Anton, un petit blond au visage angélique, nage depuis quatre ans. Ses épaules larges semblent compenser l’absence de son avant-bras droit, non développé à la naissance. A huit ans, il court 1,5 kilomètre par jour et nage trois fois par semaine, une discipline qui trahit déjà son ambition. “Je veux être nageur professionnel“, déclare-t-il solennellement, les yeux brillants.

Au total, une quarantaine d’enfants s’entraînent ici. Parmi eux, une majorité se projettent déjà des années plus loin, l’or paralympique autour du cou. A Rio, l’Ukraine s’est hissée sur la troisième marche du podium au classement général des Jeux paralympiques, avec 117 médailles, donc 41 en or.

En natation, la moisson est particulièrement impressionnante, avec 67 médailles au total. “Les enfants que nous avons ici regardent leur ainés. Ils sont leurs premiers supporters. Leur succès leur permet de comprendre qu’en faisant de leur mieux, ils peuvent faire de grandes choses”, commente la coach du groupe.

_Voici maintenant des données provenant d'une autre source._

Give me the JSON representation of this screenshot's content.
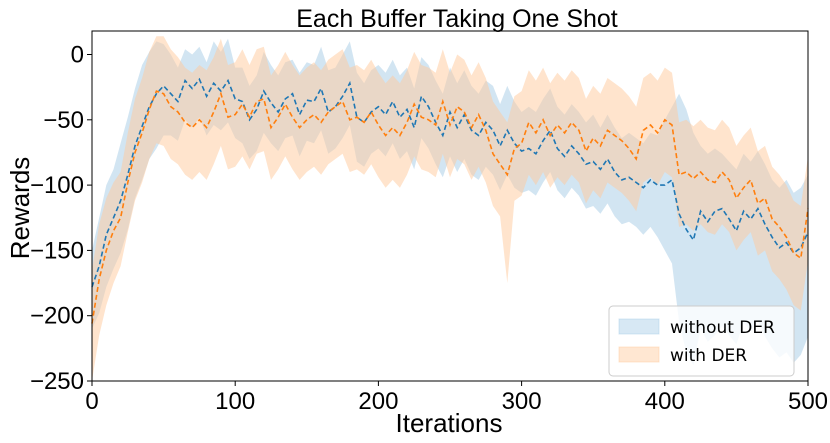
{
  "chart_data": {
    "type": "line",
    "title": "Each Buffer Taking One Shot",
    "xlabel": "Iterations",
    "ylabel": "Rewards",
    "xlim": [
      0,
      500
    ],
    "ylim": [
      -250,
      18
    ],
    "xticks": [
      0,
      100,
      200,
      300,
      400,
      500
    ],
    "yticks": [
      0,
      -50,
      -100,
      -150,
      -200,
      -250
    ],
    "xtick_labels": [
      "0",
      "100",
      "200",
      "300",
      "400",
      "500"
    ],
    "ytick_labels": [
      "0",
      "−50",
      "−100",
      "−150",
      "−200",
      "−250"
    ],
    "grid": false,
    "legend_position": "bottom-right",
    "series": [
      {
        "name": "without DER",
        "color": "#1f77b4",
        "band_color": "#a6cbe6",
        "x": [
          0,
          5,
          10,
          15,
          20,
          25,
          30,
          35,
          40,
          45,
          50,
          55,
          60,
          65,
          70,
          75,
          80,
          85,
          90,
          95,
          100,
          105,
          110,
          115,
          120,
          125,
          130,
          135,
          140,
          145,
          150,
          155,
          160,
          165,
          170,
          175,
          180,
          185,
          190,
          195,
          200,
          205,
          210,
          215,
          220,
          225,
          230,
          235,
          240,
          245,
          250,
          255,
          260,
          265,
          270,
          275,
          280,
          285,
          290,
          295,
          300,
          305,
          310,
          315,
          320,
          325,
          330,
          335,
          340,
          345,
          350,
          355,
          360,
          365,
          370,
          375,
          380,
          385,
          390,
          395,
          400,
          405,
          410,
          415,
          420,
          425,
          430,
          435,
          440,
          445,
          450,
          455,
          460,
          465,
          470,
          475,
          480,
          485,
          490,
          495,
          500
        ],
        "values": [
          -178,
          -162,
          -138,
          -125,
          -112,
          -92,
          -70,
          -55,
          -40,
          -30,
          -24,
          -30,
          -36,
          -20,
          -26,
          -19,
          -32,
          -22,
          -28,
          -20,
          -34,
          -36,
          -50,
          -42,
          -28,
          -37,
          -44,
          -34,
          -30,
          -46,
          -35,
          -36,
          -26,
          -44,
          -40,
          -32,
          -22,
          -48,
          -52,
          -44,
          -40,
          -46,
          -36,
          -48,
          -42,
          -56,
          -32,
          -40,
          -52,
          -62,
          -44,
          -56,
          -46,
          -58,
          -62,
          -52,
          -58,
          -70,
          -58,
          -68,
          -74,
          -72,
          -76,
          -66,
          -58,
          -72,
          -78,
          -70,
          -76,
          -84,
          -82,
          -88,
          -80,
          -90,
          -96,
          -94,
          -98,
          -102,
          -96,
          -100,
          -100,
          -96,
          -122,
          -134,
          -142,
          -120,
          -128,
          -120,
          -118,
          -126,
          -135,
          -120,
          -126,
          -118,
          -130,
          -140,
          -148,
          -144,
          -152,
          -148,
          -136
        ],
        "upper": [
          -150,
          -125,
          -100,
          -88,
          -68,
          -48,
          -26,
          -8,
          2,
          10,
          8,
          0,
          -10,
          4,
          0,
          6,
          -6,
          10,
          2,
          12,
          -10,
          -10,
          -24,
          -16,
          2,
          -8,
          -16,
          -6,
          -4,
          -14,
          -6,
          -8,
          6,
          -12,
          -10,
          0,
          10,
          -14,
          -22,
          -12,
          -8,
          -14,
          -4,
          -16,
          -10,
          -26,
          -2,
          -8,
          -20,
          -30,
          -10,
          -22,
          -12,
          -24,
          -30,
          -20,
          -24,
          -38,
          -24,
          -36,
          -44,
          -40,
          -44,
          -34,
          -26,
          -40,
          -46,
          -38,
          -44,
          -52,
          -46,
          -56,
          -46,
          -56,
          -64,
          -60,
          -64,
          -68,
          -60,
          -62,
          -50,
          -40,
          -30,
          -42,
          -60,
          -70,
          -76,
          -72,
          -76,
          -82,
          -88,
          -76,
          -82,
          -74,
          -84,
          -96,
          -102,
          -96,
          -106,
          -102,
          -92
        ],
        "lower": [
          -210,
          -198,
          -178,
          -164,
          -152,
          -134,
          -110,
          -96,
          -80,
          -72,
          -62,
          -62,
          -66,
          -50,
          -56,
          -48,
          -62,
          -54,
          -58,
          -52,
          -64,
          -68,
          -80,
          -74,
          -60,
          -68,
          -74,
          -64,
          -62,
          -78,
          -66,
          -68,
          -58,
          -76,
          -72,
          -64,
          -54,
          -82,
          -86,
          -76,
          -72,
          -78,
          -68,
          -80,
          -74,
          -88,
          -64,
          -72,
          -84,
          -94,
          -78,
          -90,
          -80,
          -92,
          -96,
          -86,
          -92,
          -104,
          -92,
          -102,
          -106,
          -104,
          -108,
          -98,
          -90,
          -104,
          -110,
          -102,
          -108,
          -118,
          -116,
          -122,
          -114,
          -124,
          -130,
          -128,
          -132,
          -138,
          -132,
          -140,
          -150,
          -160,
          -205,
          -228,
          -238,
          -210,
          -220,
          -215,
          -208,
          -215,
          -222,
          -205,
          -212,
          -204,
          -216,
          -225,
          -232,
          -228,
          -236,
          -230,
          -216
        ]
      },
      {
        "name": "with DER",
        "color": "#ff7f0e",
        "band_color": "#ffc99c",
        "x": [
          0,
          5,
          10,
          15,
          20,
          25,
          30,
          35,
          40,
          45,
          50,
          55,
          60,
          65,
          70,
          75,
          80,
          85,
          90,
          95,
          100,
          105,
          110,
          115,
          120,
          125,
          130,
          135,
          140,
          145,
          150,
          155,
          160,
          165,
          170,
          175,
          180,
          185,
          190,
          195,
          200,
          205,
          210,
          215,
          220,
          225,
          230,
          235,
          240,
          245,
          250,
          255,
          260,
          265,
          270,
          275,
          280,
          285,
          290,
          295,
          300,
          305,
          310,
          315,
          320,
          325,
          330,
          335,
          340,
          345,
          350,
          355,
          360,
          365,
          370,
          375,
          380,
          385,
          390,
          395,
          400,
          405,
          410,
          415,
          420,
          425,
          430,
          435,
          440,
          445,
          450,
          455,
          460,
          465,
          470,
          475,
          480,
          485,
          490,
          495,
          500
        ],
        "values": [
          -206,
          -172,
          -150,
          -135,
          -125,
          -98,
          -75,
          -60,
          -42,
          -28,
          -30,
          -40,
          -44,
          -52,
          -56,
          -50,
          -56,
          -44,
          -30,
          -48,
          -46,
          -38,
          -48,
          -36,
          -34,
          -56,
          -48,
          -38,
          -48,
          -56,
          -50,
          -46,
          -52,
          -44,
          -40,
          -36,
          -50,
          -48,
          -52,
          -44,
          -54,
          -62,
          -56,
          -62,
          -52,
          -38,
          -48,
          -50,
          -54,
          -36,
          -54,
          -40,
          -44,
          -56,
          -46,
          -58,
          -76,
          -84,
          -92,
          -72,
          -68,
          -52,
          -60,
          -50,
          -62,
          -54,
          -60,
          -52,
          -58,
          -74,
          -64,
          -70,
          -58,
          -62,
          -66,
          -72,
          -80,
          -58,
          -54,
          -60,
          -50,
          -54,
          -92,
          -90,
          -95,
          -90,
          -96,
          -98,
          -90,
          -96,
          -110,
          -102,
          -96,
          -114,
          -110,
          -126,
          -132,
          -140,
          -152,
          -156,
          -118
        ],
        "upper": [
          -165,
          -130,
          -110,
          -98,
          -90,
          -60,
          -34,
          -18,
          2,
          14,
          14,
          4,
          -2,
          -10,
          -14,
          -8,
          -12,
          -2,
          12,
          -8,
          -6,
          4,
          -8,
          4,
          6,
          -16,
          -8,
          2,
          -8,
          -16,
          -10,
          -6,
          -12,
          -4,
          0,
          4,
          -10,
          -8,
          -12,
          -4,
          -14,
          -22,
          -16,
          -22,
          -12,
          2,
          -8,
          -10,
          -14,
          4,
          -14,
          0,
          -4,
          -16,
          -6,
          -18,
          -36,
          -44,
          -52,
          -32,
          -28,
          -12,
          -20,
          -10,
          -22,
          -14,
          -20,
          -12,
          -18,
          -34,
          -24,
          -30,
          -18,
          -22,
          -26,
          -32,
          -40,
          -18,
          -14,
          -20,
          -10,
          -14,
          -52,
          -50,
          -55,
          -50,
          -56,
          -58,
          -50,
          -56,
          -70,
          -62,
          -56,
          -74,
          -70,
          -86,
          -92,
          -100,
          -112,
          -116,
          -78
        ],
        "lower": [
          -250,
          -215,
          -192,
          -175,
          -162,
          -136,
          -112,
          -98,
          -80,
          -68,
          -70,
          -80,
          -84,
          -92,
          -96,
          -90,
          -96,
          -84,
          -70,
          -88,
          -86,
          -78,
          -88,
          -76,
          -74,
          -96,
          -88,
          -78,
          -88,
          -96,
          -90,
          -86,
          -92,
          -84,
          -80,
          -76,
          -90,
          -88,
          -92,
          -84,
          -94,
          -102,
          -96,
          -102,
          -92,
          -78,
          -88,
          -90,
          -94,
          -76,
          -94,
          -80,
          -84,
          -96,
          -86,
          -98,
          -116,
          -124,
          -175,
          -112,
          -108,
          -92,
          -100,
          -90,
          -102,
          -94,
          -100,
          -92,
          -98,
          -114,
          -104,
          -110,
          -98,
          -102,
          -106,
          -112,
          -120,
          -98,
          -94,
          -100,
          -90,
          -94,
          -132,
          -130,
          -135,
          -130,
          -136,
          -138,
          -130,
          -136,
          -150,
          -142,
          -136,
          -154,
          -150,
          -166,
          -172,
          -180,
          -192,
          -196,
          -158
        ]
      }
    ]
  }
}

Mariia et Alisa participaient aux Jeux Paralympiques de Rio en 2016. Crédit: Amandine Rouve

Dans la salle de musculation qui jouxte le bassin de ce grand complexe sportif, deux membres de l’équipe paralympique d’Ukraine attendent leur tour. Après le cours des plus jeunes, elles fendront l’eau pour leur entrainement quotidien. Mariia Lafina, 23 ans, est médaillée d’argent aux jeux de Rio. Elle qui avait commencé à fréquenter les bassins par défi nage désormais 5 kilomètres par jour. “Ce que j’aime dans la natation, c’est que je me sens très libre”, explique-t-elle, assise dans son fauteuil roulant.

Alisa Kolpachky, elle, a 20 ans. Elle aussi est allée au Brésil, et en est rentrée avec une sixième place en triathlon. Toutes les deux sont amies, elles entraînent ensemble depuis sept ans.

Lorsqu’elles entrent dans l’eau,  quelques enfants occupent encore la ligne. Les deux championnes se mêlent à eux et s’échauffent sous leurs yeux admiratifs. Chacune d’entre elle porte un bonnet noir, orné d’un drapeau ukrainien, auquel certains continuent pour le moment de rêver en silence.